Friday, October 24, 2008

Cuba's Oil Windfall

A few years ago oil was discovered off the northwest coast of Cuba. Lots of it. Or maybe not. Depends on who you ask. To hear the Cubans tell it, it could amount to 20 billion barrels. To hear the United States Geological Survey's views it could be as little as 5 billion. Regardless of exactly how much is there, it's undeniable that it exists. These numbers are nothing to sneeze at and could definitely make Cuba a petro player in the Western Hemisphere. My quick math (assisted by a calculator) tells me that that is enough oil to last Cuba, at their current consumption rate, for over 350 years.

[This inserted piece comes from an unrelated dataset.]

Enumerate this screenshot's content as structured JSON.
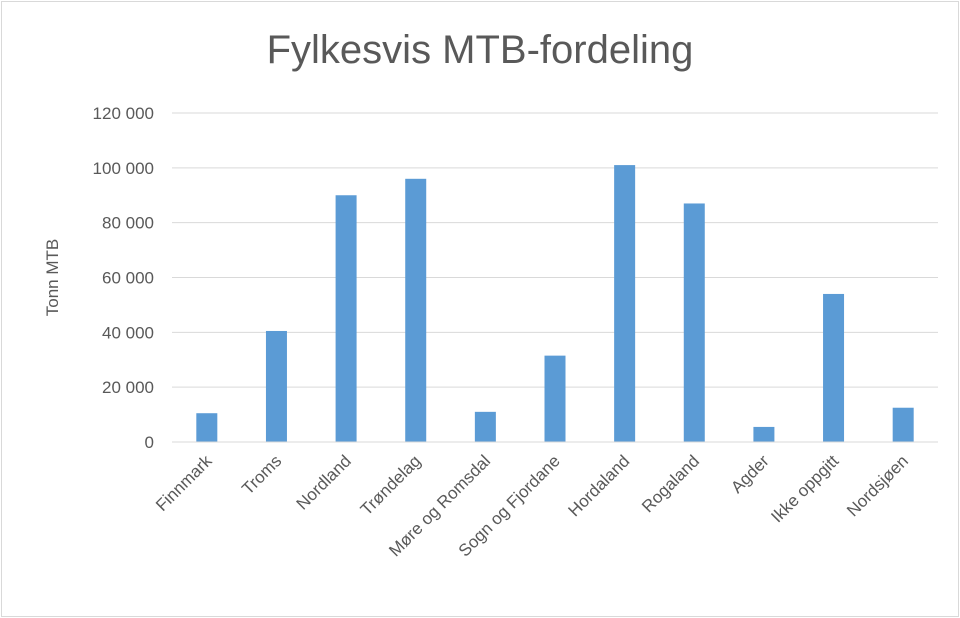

Of course, this find in their backyard has the United States licking their proverbial chops. The only problem is that pesky embargo that has been around for over 40 years. This has lead to debate in Congress as to whether or not the embargo should be loosened to exempt Big Oil from the its parameters to assist in drilling.

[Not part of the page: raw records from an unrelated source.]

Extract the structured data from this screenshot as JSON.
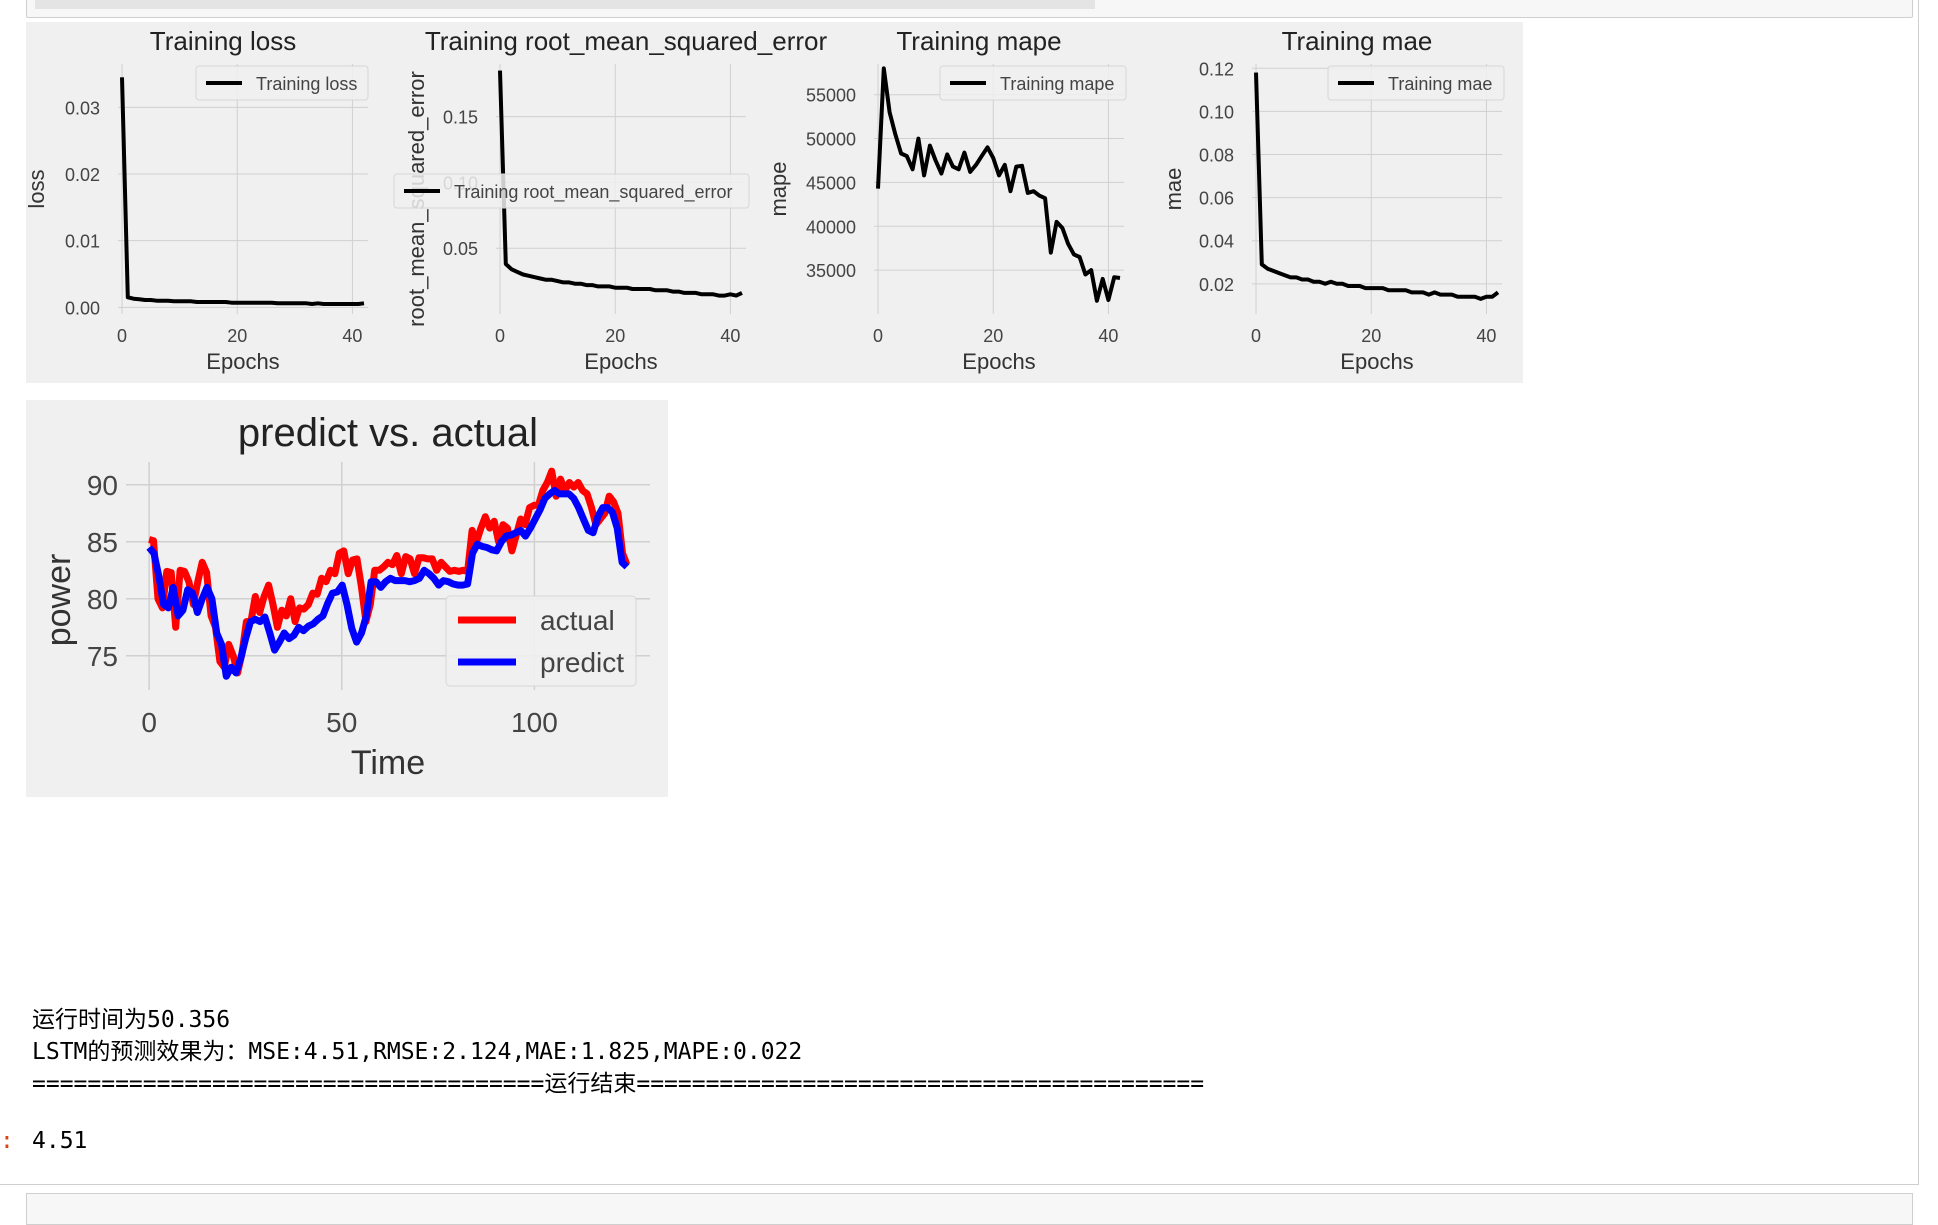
{
  "training_figure": {
    "panels": [
      {
        "title": "Training loss",
        "ylabel": "loss",
        "xlabel": "Epochs",
        "legend": "Training loss",
        "yticks": [
          0.0,
          0.01,
          0.02,
          0.03
        ],
        "ytick_labels": [
          "0.00",
          "0.01",
          "0.02",
          "0.03"
        ],
        "xticks": [
          0,
          20,
          40
        ],
        "ylim": [
          -0.001,
          0.0365
        ],
        "values": [
          0.0345,
          0.0015,
          0.0013,
          0.0012,
          0.0011,
          0.0011,
          0.001,
          0.001,
          0.001,
          0.0009,
          0.0009,
          0.0009,
          0.0009,
          0.0008,
          0.0008,
          0.0008,
          0.0008,
          0.0008,
          0.0008,
          0.0007,
          0.0007,
          0.0007,
          0.0007,
          0.0007,
          0.0007,
          0.0007,
          0.0007,
          0.0006,
          0.0006,
          0.0006,
          0.0006,
          0.0006,
          0.0006,
          0.0005,
          0.0006,
          0.0005,
          0.0005,
          0.0005,
          0.0005,
          0.0005,
          0.0005,
          0.0005,
          0.0006
        ]
      },
      {
        "title": "Training root_mean_squared_error",
        "ylabel": "root_mean_squared_error",
        "xlabel": "Epochs",
        "legend": "Training root_mean_squared_error",
        "yticks": [
          0.05,
          0.1,
          0.15
        ],
        "ytick_labels": [
          "0.05",
          "0.10",
          "0.15"
        ],
        "xticks": [
          0,
          20,
          40
        ],
        "ylim": [
          0.0,
          0.19
        ],
        "values": [
          0.185,
          0.038,
          0.034,
          0.032,
          0.03,
          0.029,
          0.028,
          0.027,
          0.026,
          0.026,
          0.025,
          0.024,
          0.024,
          0.023,
          0.023,
          0.022,
          0.022,
          0.021,
          0.021,
          0.021,
          0.02,
          0.02,
          0.02,
          0.019,
          0.019,
          0.019,
          0.019,
          0.018,
          0.018,
          0.018,
          0.017,
          0.017,
          0.016,
          0.016,
          0.016,
          0.015,
          0.015,
          0.015,
          0.014,
          0.014,
          0.015,
          0.014,
          0.016
        ]
      },
      {
        "title": "Training mape",
        "ylabel": "mape",
        "xlabel": "Epochs",
        "legend": "Training mape",
        "yticks": [
          35000,
          40000,
          45000,
          50000,
          55000
        ],
        "ytick_labels": [
          "35000",
          "40000",
          "45000",
          "50000",
          "55000"
        ],
        "xticks": [
          0,
          20,
          40
        ],
        "ylim": [
          30000,
          58500
        ],
        "values": [
          44300,
          58000,
          53000,
          50500,
          48300,
          48000,
          46500,
          50000,
          45800,
          49200,
          47500,
          46000,
          48200,
          46800,
          46500,
          48400,
          46200,
          47000,
          48000,
          49000,
          47800,
          45800,
          47000,
          44000,
          46800,
          46900,
          43800,
          44000,
          43500,
          43200,
          37000,
          40500,
          39800,
          38000,
          36800,
          36500,
          34500,
          35000,
          31500,
          34000,
          31600,
          34200,
          34100
        ]
      },
      {
        "title": "Training mae",
        "ylabel": "mae",
        "xlabel": "Epochs",
        "legend": "Training mae",
        "yticks": [
          0.02,
          0.04,
          0.06,
          0.08,
          0.1,
          0.12
        ],
        "ytick_labels": [
          "0.02",
          "0.04",
          "0.06",
          "0.08",
          "0.10",
          "0.12"
        ],
        "xticks": [
          0,
          20,
          40
        ],
        "ylim": [
          0.006,
          0.122
        ],
        "values": [
          0.118,
          0.029,
          0.027,
          0.026,
          0.025,
          0.024,
          0.023,
          0.023,
          0.022,
          0.022,
          0.021,
          0.021,
          0.02,
          0.021,
          0.02,
          0.02,
          0.019,
          0.019,
          0.019,
          0.018,
          0.018,
          0.018,
          0.018,
          0.017,
          0.017,
          0.017,
          0.017,
          0.016,
          0.016,
          0.016,
          0.015,
          0.016,
          0.015,
          0.015,
          0.015,
          0.014,
          0.014,
          0.014,
          0.014,
          0.013,
          0.014,
          0.014,
          0.016
        ]
      }
    ]
  },
  "chart_data": {
    "type": "line",
    "title": "predict vs. actual",
    "xlabel": "Time",
    "ylabel": "power",
    "xticks": [
      0,
      50,
      100
    ],
    "yticks": [
      75,
      80,
      85,
      90
    ],
    "xlim": [
      -6,
      130
    ],
    "ylim": [
      72,
      92
    ],
    "legend_position": "lower-right",
    "series": [
      {
        "name": "actual",
        "color": "#ff0000",
        "values": [
          85.2,
          85.1,
          80,
          79.2,
          82.4,
          82.3,
          77.5,
          82.5,
          82.4,
          81.5,
          79.5,
          81.5,
          83.2,
          82.3,
          78.5,
          77.5,
          74.5,
          74,
          76,
          75,
          73.5,
          75.2,
          78,
          78,
          80.2,
          78.8,
          80.2,
          81.2,
          79.5,
          77.5,
          79,
          78.5,
          80,
          78,
          79.2,
          79.1,
          79.5,
          80.5,
          80.4,
          81.8,
          81.5,
          82.5,
          82.2,
          84,
          84.2,
          82.2,
          83.4,
          83.5,
          81,
          78,
          79.5,
          82.5,
          82.5,
          82.8,
          83.2,
          83,
          83.8,
          82.2,
          83.7,
          83.5,
          82.2,
          83.6,
          83.6,
          83.5,
          83.5,
          82.5,
          83.2,
          82.8,
          82.4,
          82.5,
          82.4,
          82.5,
          82.4,
          86,
          85,
          86.2,
          87.2,
          86.2,
          86.8,
          85,
          86.5,
          86.2,
          84.2,
          85.6,
          87,
          86.5,
          88,
          88.2,
          88.2,
          89.5,
          90.2,
          91.2,
          89,
          90.5,
          89.5,
          90.2,
          89.8,
          90.2,
          89.5,
          89.2,
          88,
          86.5,
          87,
          87.5,
          89,
          88.5,
          87.5,
          84,
          83
        ],
        "x": [
          0,
          1,
          2,
          3,
          4,
          5,
          6,
          7,
          8,
          9,
          10,
          11,
          12,
          13,
          14,
          15,
          16,
          17,
          18,
          19,
          20,
          21,
          22,
          23,
          24,
          25,
          26,
          27,
          28,
          29,
          30,
          31,
          32,
          33,
          34,
          35,
          36,
          37,
          38,
          39,
          40,
          41,
          42,
          43,
          44,
          45,
          46,
          47,
          48,
          49,
          50,
          51,
          52,
          53,
          54,
          55,
          56,
          57,
          58,
          59,
          60,
          61,
          62,
          63,
          64,
          65,
          66,
          67,
          68,
          69,
          70,
          71,
          72,
          73,
          74,
          75,
          76,
          77,
          78,
          79,
          80,
          81,
          82,
          83,
          84,
          85,
          86,
          87,
          88,
          89,
          90,
          91,
          92,
          93,
          94,
          95,
          96,
          97,
          98,
          99,
          100,
          101,
          102,
          103,
          104,
          105,
          106,
          107,
          108
        ]
      },
      {
        "name": "predict",
        "color": "#0000ff",
        "values": [
          84.5,
          84,
          82,
          79.5,
          79.2,
          81,
          78.5,
          79,
          80.8,
          80.5,
          78.8,
          80,
          81,
          80,
          77,
          76,
          73.2,
          74,
          73.5,
          74.8,
          76.5,
          78,
          78.2,
          78,
          78.4,
          77,
          75.5,
          76.2,
          77,
          76.5,
          76.8,
          77.5,
          77.2,
          77.6,
          77.8,
          78.2,
          78.5,
          79.6,
          80.5,
          80.6,
          81.2,
          79.5,
          77.4,
          76.2,
          77,
          78.5,
          81.5,
          81.5,
          81,
          81.5,
          81.8,
          81.6,
          81.6,
          81.6,
          81.5,
          81.6,
          81.8,
          82.5,
          82.2,
          81.8,
          81.2,
          81.6,
          81.5,
          81.3,
          81.2,
          81.2,
          81.3,
          84,
          84.8,
          84.6,
          84.5,
          84.3,
          84.2,
          85,
          85.5,
          85.6,
          85.8,
          86,
          85.5,
          86.2,
          87,
          87.8,
          88.8,
          89.2,
          89.5,
          89.2,
          89.2,
          89.2,
          88.8,
          88,
          87,
          86,
          85.8,
          87.2,
          88,
          88,
          87.6,
          86.2,
          83.2,
          82.8
        ],
        "x": [
          0,
          1,
          2,
          3,
          4,
          5,
          6,
          7,
          8,
          9,
          10,
          11,
          12,
          13,
          14,
          15,
          16,
          17,
          18,
          19,
          20,
          21,
          22,
          23,
          24,
          25,
          26,
          27,
          28,
          29,
          30,
          31,
          32,
          33,
          34,
          35,
          36,
          37,
          38,
          39,
          40,
          41,
          42,
          43,
          44,
          45,
          46,
          47,
          48,
          49,
          50,
          51,
          52,
          53,
          54,
          55,
          56,
          57,
          58,
          59,
          60,
          61,
          62,
          63,
          64,
          65,
          66,
          67,
          68,
          69,
          70,
          71,
          72,
          73,
          74,
          75,
          76,
          77,
          78,
          79,
          80,
          81,
          82,
          83,
          84,
          85,
          86,
          87,
          88,
          89,
          90,
          91,
          92,
          93,
          94,
          95,
          96,
          97,
          98,
          99
        ]
      }
    ]
  },
  "stdout": {
    "runtime_line": "运行时间为50.356",
    "metrics_line": "LSTM的预测效果为：MSE:4.51,RMSE:2.124,MAE:1.825,MAPE:0.022",
    "end_line": "=====================================运行结束========================================="
  },
  "output": {
    "prompt": ":",
    "value": "4.51"
  }
}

Many nations have stepped up to say they're willing to help. Spain has already entered into a production-sharing agreement with Cuba and will start the drilling early next year. Others mentioned in negotiations are Norway, India and Brazil. Meanwhile the United States continues to sit on the sidelines, hands tied by their own embargo. Kirby Jones, head of the US-Cuba Trade Association says this about the US position- "With that much oil, there would be the feeling that there's a real [U.S.] price to be paid for [maintaining] the embargo. It changes Cuba's economic situation drastically and makes the U.S. less relevant." Less relevant? Most likely so. We're like the kids on the playground who huff and puff, protesting a kickball game that didn't go our way- but the game continues. So maybe that wasn't my best analogy, but you get the picture.

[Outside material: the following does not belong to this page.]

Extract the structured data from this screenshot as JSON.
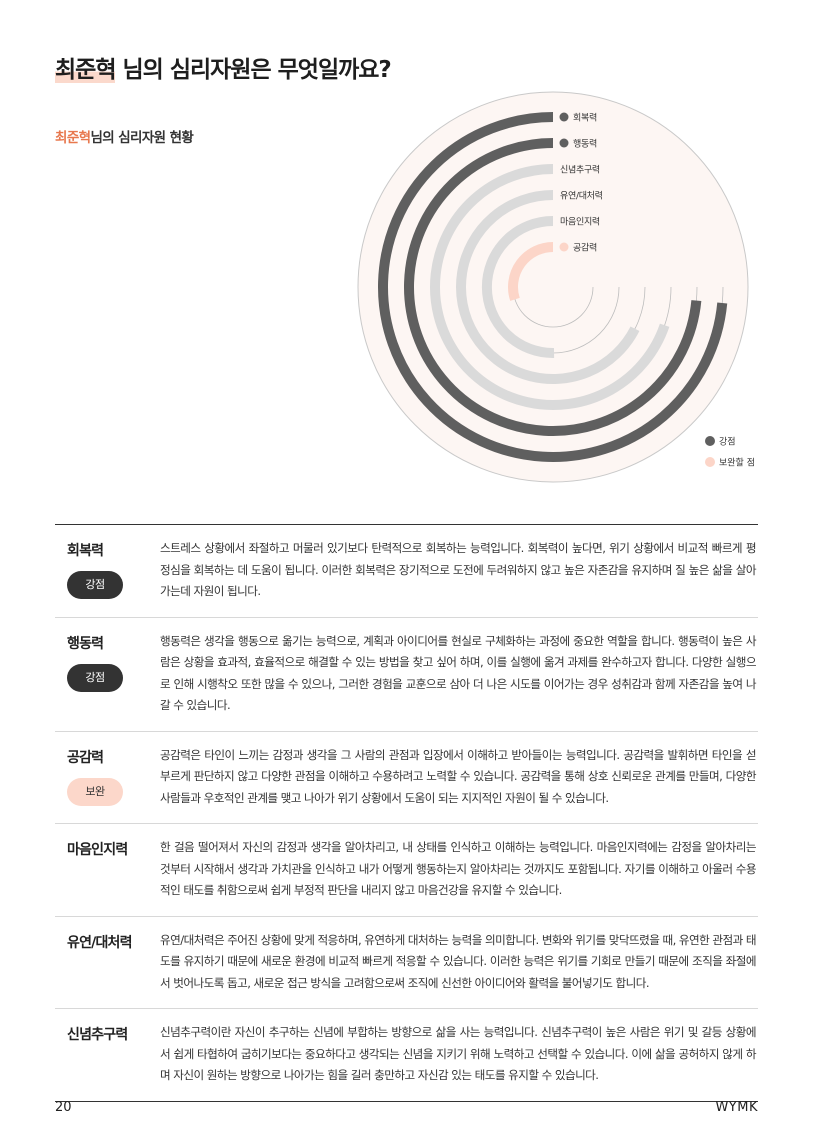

The question is still up for debate, though. Many believe this will do nothing more than to spur the US into drilling off its own shores, an idea that is gaining support nationwide. Maybe it's because I didn't live through the Cold War, but the whole embargo seems fairly silly to me. Turning our backs to Cuba doesn't make them go away. It doesn't make them want democratic reform. And that doesn't even take humanitarian issues into consideration.

In the end, it seems like it would be in the best interest of the United States to lift, at least partially, the embargo and allow oil companies to go to Cuba and assist in drilling. This way it is done safely, effectively and we can get a slice of the pie.